Sheriff Joe Arpaio of Maricopa County, Ariz., complained about a supposed “blackout” on news of his investigation into the validity of President Obama’s birth certificate. He finally got the media coverage he craved — though hardly to a tune of his liking.
In recent months, the man who bills himself as “America’s toughest sheriff” became the subject of a federal civil rights investigation into racial profiling. Also, Maricopa County budget officials reported that Arpaio had improperly spent nearly $100 million in jail funds to pay for other operations, including immigration patrols and raids.
Then, in December, The Associated Press reported that Arpaio’s office had “inadequately investigated” more than 400 sex-crime cases between 2005 and 2007, many involving children of undocumented immigrants. Investigators in the town of El Mirage, which paid the sheriff’s office $2.7 million for police protection during those years, told the AP that an “overwhelming majority” of the cases — including at least 32 involving child molestation — hadn’t been worked at all.
The parade of criticisms came just months after the sheriff grumbled to a handful of news outlets (most notably the far-right, online WorldNetDaily) that no one was paying attention to his promise to use his all-volunteer “Cold Case Posse” to get to the bottom of Obama’s origin.
That promise, in fact, made Arpaio something of a figurehead in the so-called “birther” movement, prompting arch-birther Jerome Corsi to exclaim: “It’s a serious investigation. ... They’re collecting hundreds of pages of documentation, they’re talking to multiple experts, they’re corroborating statements.

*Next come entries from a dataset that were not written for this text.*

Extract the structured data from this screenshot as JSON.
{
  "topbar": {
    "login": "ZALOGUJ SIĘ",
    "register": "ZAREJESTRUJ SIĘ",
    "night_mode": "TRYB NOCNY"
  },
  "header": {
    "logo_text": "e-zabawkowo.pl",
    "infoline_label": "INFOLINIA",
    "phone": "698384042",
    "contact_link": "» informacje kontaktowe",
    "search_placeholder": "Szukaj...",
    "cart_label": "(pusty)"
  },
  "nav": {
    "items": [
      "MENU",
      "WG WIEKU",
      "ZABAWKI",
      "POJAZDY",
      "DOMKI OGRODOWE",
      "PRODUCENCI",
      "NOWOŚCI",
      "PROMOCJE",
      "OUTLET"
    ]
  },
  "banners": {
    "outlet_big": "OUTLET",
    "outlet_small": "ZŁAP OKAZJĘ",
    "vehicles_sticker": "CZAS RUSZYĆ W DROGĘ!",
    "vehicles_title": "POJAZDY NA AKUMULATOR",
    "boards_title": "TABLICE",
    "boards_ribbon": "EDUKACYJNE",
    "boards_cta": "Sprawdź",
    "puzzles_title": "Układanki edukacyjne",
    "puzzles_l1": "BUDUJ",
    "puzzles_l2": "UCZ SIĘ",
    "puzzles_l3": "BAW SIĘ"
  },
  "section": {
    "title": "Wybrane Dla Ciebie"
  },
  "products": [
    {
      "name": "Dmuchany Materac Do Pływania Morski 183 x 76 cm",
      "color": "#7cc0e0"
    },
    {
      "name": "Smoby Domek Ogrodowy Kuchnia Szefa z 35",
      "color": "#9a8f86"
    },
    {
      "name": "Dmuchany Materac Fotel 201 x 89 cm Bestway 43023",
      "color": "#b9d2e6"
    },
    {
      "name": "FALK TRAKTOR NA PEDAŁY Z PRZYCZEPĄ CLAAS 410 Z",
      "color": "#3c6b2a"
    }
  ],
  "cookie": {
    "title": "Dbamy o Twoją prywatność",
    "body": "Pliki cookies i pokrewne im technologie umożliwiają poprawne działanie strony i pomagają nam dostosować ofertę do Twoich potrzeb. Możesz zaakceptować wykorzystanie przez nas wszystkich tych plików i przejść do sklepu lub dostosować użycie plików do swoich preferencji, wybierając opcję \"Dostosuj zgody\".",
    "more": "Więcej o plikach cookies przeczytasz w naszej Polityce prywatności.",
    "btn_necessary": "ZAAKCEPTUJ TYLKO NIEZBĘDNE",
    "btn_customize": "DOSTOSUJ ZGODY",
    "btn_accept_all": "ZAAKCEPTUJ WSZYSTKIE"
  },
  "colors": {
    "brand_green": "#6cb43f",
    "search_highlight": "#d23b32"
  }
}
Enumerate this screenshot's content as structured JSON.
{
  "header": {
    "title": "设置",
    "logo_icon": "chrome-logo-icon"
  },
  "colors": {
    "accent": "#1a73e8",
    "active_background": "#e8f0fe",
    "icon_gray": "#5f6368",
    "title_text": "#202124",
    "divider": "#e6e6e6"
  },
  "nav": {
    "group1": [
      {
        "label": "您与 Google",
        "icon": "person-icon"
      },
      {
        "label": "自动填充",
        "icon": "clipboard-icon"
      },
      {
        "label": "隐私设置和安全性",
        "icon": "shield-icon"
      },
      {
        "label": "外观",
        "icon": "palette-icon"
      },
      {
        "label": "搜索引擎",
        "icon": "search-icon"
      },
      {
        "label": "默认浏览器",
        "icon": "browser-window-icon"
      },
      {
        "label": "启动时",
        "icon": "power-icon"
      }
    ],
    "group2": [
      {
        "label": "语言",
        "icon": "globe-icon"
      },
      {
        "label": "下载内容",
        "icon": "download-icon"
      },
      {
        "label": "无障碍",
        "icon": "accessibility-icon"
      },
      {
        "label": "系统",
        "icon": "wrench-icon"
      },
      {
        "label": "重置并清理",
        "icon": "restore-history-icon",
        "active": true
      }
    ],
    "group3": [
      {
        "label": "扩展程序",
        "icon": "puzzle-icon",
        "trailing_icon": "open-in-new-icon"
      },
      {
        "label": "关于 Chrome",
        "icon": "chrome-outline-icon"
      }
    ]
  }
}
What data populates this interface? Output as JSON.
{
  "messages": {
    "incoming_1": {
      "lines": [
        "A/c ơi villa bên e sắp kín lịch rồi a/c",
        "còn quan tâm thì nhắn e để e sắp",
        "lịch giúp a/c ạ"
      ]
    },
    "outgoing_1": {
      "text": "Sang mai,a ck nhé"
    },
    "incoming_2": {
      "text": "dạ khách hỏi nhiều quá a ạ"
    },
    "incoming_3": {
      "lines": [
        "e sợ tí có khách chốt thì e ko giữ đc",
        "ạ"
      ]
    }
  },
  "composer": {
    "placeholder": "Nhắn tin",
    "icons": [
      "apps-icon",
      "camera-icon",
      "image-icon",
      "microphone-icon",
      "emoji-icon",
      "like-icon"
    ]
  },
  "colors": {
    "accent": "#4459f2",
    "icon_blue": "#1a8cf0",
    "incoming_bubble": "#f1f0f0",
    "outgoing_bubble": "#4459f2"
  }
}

It’s ongoing — and it’s widening!”
Arpaio did little to quash that claim. He appeared on a local television news program and promised the Globe, a supermarket tabloid, a “bombshell world exclusive.”
According to an unnamed source in one Globe report, the sheriff’s “posse” had broadened the scope of its inquiry to include rumors that the president’s father was left-wing poet and activist Frank Marshall Davis. The tabloid also said that Arpaio’s investigators, unsatisfied with the “long-form” birth certificate the president released in April, were planning to request the document in its original “ink-and-paper” form.